Testing firmware for long-term installations: what's the best strategy?

Friends,

I'm working on replacing some code for a weather station and awning controller that I built in my back yard. The original version of this was written directly for the Raspberry Pi Pico SDK. However, it had some sort of instability and required a manual reset to keep working after a few days or a week.

I have rewritten the project using the Arduino API, partly because many of the peripherals I'm using for this project already have driver libraries written for Arduino. I figured if I could reduce the amount of my own code in the loop, I'd reduce the risk of bugs introduced by me. :slight_smile:

Anyway, my question here is about testing methodologies.
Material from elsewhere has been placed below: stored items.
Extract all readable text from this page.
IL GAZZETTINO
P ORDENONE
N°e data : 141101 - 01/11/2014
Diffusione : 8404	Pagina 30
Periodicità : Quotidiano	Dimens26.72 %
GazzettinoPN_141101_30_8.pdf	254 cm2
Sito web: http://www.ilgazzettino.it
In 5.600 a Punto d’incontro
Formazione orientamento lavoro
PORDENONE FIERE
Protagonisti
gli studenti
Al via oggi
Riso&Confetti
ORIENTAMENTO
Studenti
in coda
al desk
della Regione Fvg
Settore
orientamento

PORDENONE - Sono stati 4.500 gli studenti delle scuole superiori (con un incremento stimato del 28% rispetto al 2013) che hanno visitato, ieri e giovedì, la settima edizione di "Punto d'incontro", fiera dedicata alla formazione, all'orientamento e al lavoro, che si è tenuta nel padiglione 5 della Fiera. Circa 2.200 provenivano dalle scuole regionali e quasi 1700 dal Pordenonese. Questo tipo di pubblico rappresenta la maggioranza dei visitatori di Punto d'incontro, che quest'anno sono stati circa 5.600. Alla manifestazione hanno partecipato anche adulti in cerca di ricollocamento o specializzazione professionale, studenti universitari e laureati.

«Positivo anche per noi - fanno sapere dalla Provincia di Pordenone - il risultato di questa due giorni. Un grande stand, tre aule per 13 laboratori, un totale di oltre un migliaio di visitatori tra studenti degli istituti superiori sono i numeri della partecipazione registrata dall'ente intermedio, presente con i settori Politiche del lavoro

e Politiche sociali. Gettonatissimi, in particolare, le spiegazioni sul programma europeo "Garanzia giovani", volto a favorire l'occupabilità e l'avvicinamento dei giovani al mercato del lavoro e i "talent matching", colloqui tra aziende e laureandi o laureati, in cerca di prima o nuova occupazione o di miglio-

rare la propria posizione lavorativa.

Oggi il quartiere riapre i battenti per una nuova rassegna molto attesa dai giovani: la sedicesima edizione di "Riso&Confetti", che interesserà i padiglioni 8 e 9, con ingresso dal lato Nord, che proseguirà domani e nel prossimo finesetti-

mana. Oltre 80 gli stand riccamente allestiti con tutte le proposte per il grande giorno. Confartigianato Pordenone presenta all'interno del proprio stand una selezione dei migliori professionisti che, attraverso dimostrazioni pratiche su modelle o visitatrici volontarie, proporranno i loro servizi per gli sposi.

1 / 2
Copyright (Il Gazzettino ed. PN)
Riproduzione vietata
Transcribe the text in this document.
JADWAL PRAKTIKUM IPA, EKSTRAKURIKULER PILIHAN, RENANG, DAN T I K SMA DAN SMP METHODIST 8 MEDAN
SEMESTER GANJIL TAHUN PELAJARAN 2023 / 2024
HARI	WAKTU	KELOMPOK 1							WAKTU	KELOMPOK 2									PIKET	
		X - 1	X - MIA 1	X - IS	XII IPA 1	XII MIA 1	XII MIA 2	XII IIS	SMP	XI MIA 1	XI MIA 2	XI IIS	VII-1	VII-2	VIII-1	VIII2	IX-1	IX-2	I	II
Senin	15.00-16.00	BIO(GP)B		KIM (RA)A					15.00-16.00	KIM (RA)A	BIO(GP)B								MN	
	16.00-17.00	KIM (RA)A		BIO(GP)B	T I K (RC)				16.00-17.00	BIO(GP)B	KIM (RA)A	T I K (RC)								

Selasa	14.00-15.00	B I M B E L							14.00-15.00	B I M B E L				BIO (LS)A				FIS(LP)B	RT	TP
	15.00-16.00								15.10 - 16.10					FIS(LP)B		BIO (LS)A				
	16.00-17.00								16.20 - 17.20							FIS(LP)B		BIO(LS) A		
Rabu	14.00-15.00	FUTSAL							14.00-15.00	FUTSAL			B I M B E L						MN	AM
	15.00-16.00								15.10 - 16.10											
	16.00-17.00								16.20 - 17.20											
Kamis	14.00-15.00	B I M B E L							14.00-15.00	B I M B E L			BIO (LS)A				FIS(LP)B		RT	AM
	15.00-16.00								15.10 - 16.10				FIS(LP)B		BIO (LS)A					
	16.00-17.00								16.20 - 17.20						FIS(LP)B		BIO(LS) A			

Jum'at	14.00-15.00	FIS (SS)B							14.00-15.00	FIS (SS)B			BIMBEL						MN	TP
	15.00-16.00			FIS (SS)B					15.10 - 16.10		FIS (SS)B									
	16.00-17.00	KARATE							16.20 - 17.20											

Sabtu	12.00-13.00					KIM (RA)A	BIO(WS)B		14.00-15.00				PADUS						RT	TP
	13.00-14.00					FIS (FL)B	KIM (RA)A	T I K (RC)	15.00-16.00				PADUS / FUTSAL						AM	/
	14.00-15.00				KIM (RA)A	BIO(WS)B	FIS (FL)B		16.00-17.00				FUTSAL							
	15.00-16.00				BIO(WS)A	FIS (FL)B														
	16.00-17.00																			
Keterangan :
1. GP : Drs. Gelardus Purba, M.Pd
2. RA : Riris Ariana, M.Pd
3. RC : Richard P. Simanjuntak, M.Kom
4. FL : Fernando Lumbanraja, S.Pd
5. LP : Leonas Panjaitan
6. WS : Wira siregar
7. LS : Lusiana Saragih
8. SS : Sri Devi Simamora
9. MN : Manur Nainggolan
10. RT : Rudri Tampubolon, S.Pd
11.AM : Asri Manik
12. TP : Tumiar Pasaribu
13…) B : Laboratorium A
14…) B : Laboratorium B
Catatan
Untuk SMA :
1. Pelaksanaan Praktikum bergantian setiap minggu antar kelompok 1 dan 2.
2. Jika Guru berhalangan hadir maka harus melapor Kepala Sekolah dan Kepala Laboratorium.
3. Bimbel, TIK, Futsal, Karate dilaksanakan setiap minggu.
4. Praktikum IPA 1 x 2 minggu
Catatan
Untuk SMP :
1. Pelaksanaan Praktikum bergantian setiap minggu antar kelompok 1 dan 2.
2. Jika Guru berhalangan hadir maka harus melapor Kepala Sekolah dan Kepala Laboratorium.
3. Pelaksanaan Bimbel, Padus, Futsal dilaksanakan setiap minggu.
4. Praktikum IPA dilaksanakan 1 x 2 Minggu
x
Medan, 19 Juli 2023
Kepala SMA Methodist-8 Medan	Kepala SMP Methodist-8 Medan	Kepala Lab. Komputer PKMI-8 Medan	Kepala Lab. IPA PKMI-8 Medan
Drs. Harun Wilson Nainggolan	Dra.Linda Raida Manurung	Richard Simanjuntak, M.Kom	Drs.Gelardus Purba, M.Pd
What would you do to test something like a weather station reporting data over MQTT? What I have done so far is I programmed a second raspberry pi pico (again, using the Arduino API) to simulate the input signals to the weatherstation board. I have one pin ticking at various rates that I expect the anemometer to tick at, another ticking like a rain gauge, and a final pin set up to emit PWM signals similar to the windvane I have. I've been running this setup for a few days, periodically kicking the server over so that the setup has to reconnect. So far things have proven reliable.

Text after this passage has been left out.